At one point a tour guide gives a primal scream of anguished rage, exactly mirroring my own feelings.

You’re better off at work than experiencing this vacation from hell.

Post script.

Chase and D’Angelo starred in National Lampoon’s Vacation (1983), National Lampoon’s European Vacation (1985), National Lampoon’s Christmas Vacation (1989) and Vegas Vacation (1997) plus the short Hotel Hell Vacation (2010) released online.

There was also National Lampoon’s Christmas Vacation 2 (2003) focused on the recurring character of cousin Eddie played by Randy Quaid.

The Wolfpack

Director: Crystal Moselle (2015)

This toothless grin of a documentary begins as a disturbing exploration of abuse and ends as a sunny coming of age tale.
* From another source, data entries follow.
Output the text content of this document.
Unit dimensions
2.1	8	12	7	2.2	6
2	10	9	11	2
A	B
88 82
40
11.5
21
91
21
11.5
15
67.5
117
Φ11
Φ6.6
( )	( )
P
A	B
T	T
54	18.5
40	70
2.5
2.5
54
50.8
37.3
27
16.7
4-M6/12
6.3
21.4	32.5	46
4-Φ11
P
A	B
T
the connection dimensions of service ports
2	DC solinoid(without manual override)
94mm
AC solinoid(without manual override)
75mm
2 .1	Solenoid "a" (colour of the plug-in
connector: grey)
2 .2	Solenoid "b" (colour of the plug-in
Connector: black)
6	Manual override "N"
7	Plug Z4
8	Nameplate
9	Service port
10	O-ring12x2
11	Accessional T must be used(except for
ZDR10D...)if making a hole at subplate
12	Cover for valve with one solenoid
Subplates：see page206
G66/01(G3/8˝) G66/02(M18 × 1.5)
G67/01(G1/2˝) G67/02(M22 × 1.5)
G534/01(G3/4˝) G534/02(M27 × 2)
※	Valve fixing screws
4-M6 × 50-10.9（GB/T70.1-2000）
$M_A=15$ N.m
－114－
The Wolfpack is the nickname of six movie-mad brothers who grew up in a high housing project on the Lower East Side of New York.

Their dad Oscar kept the only key to their threadbare apartment, only allowing his children out for essential appointments. One year they claim never to have been allowed out at all.

A committed conspiracy theorist, the Peruvian-born Oscar refuses to work. The only source of income is a government stipend their American mother Susanne receives for homeschooling the children.

With no access to the internet, the bright, articulate and creative boys entertainingly re-enact scenes from favourite films such as Reservoir Dogs and Pulp Fiction.

When one boy makes an illicit journey outside, it leads to their assuming increasing levels of independence.

There’s a lot of love, camaraderie and communal cooking. Their talent for mimicry asserts itself whenever they experience anxiety, seeking safety in the voices of favourite film characters.

When Oscar finally speaks on camera, he reveals himself as a pitiful person possessed of a paranoid philosophy, not the bogey-man we’ve been lead to imagine.

The Wolfpack seem to bear their parents little ill will. They’re remarkably well-adjusted for people prevented from mixing socially with anyone outside their immediate family.

Too little effort is made to tell the boys apart and there’s a failure to establish two of them are twins.

Plus we wonder how much influence the presence of the unseen documentarian is having on the behaviour of the family.

As they spread their wings and visit the cinema, the beach, the countryside, the narrative offered is suspiciously convenient for a filmmaker.

Susanne makes a phone call to her 88 year old mother, their first contact in 50 years. It seems particularly opportune rather than the organic result of a new era of domestic glasnost.

Plus the subjects’ sweet natures consistently neutralise the use of crashing guitar chords and Halloween imagery to convince us of a tragedy in progress.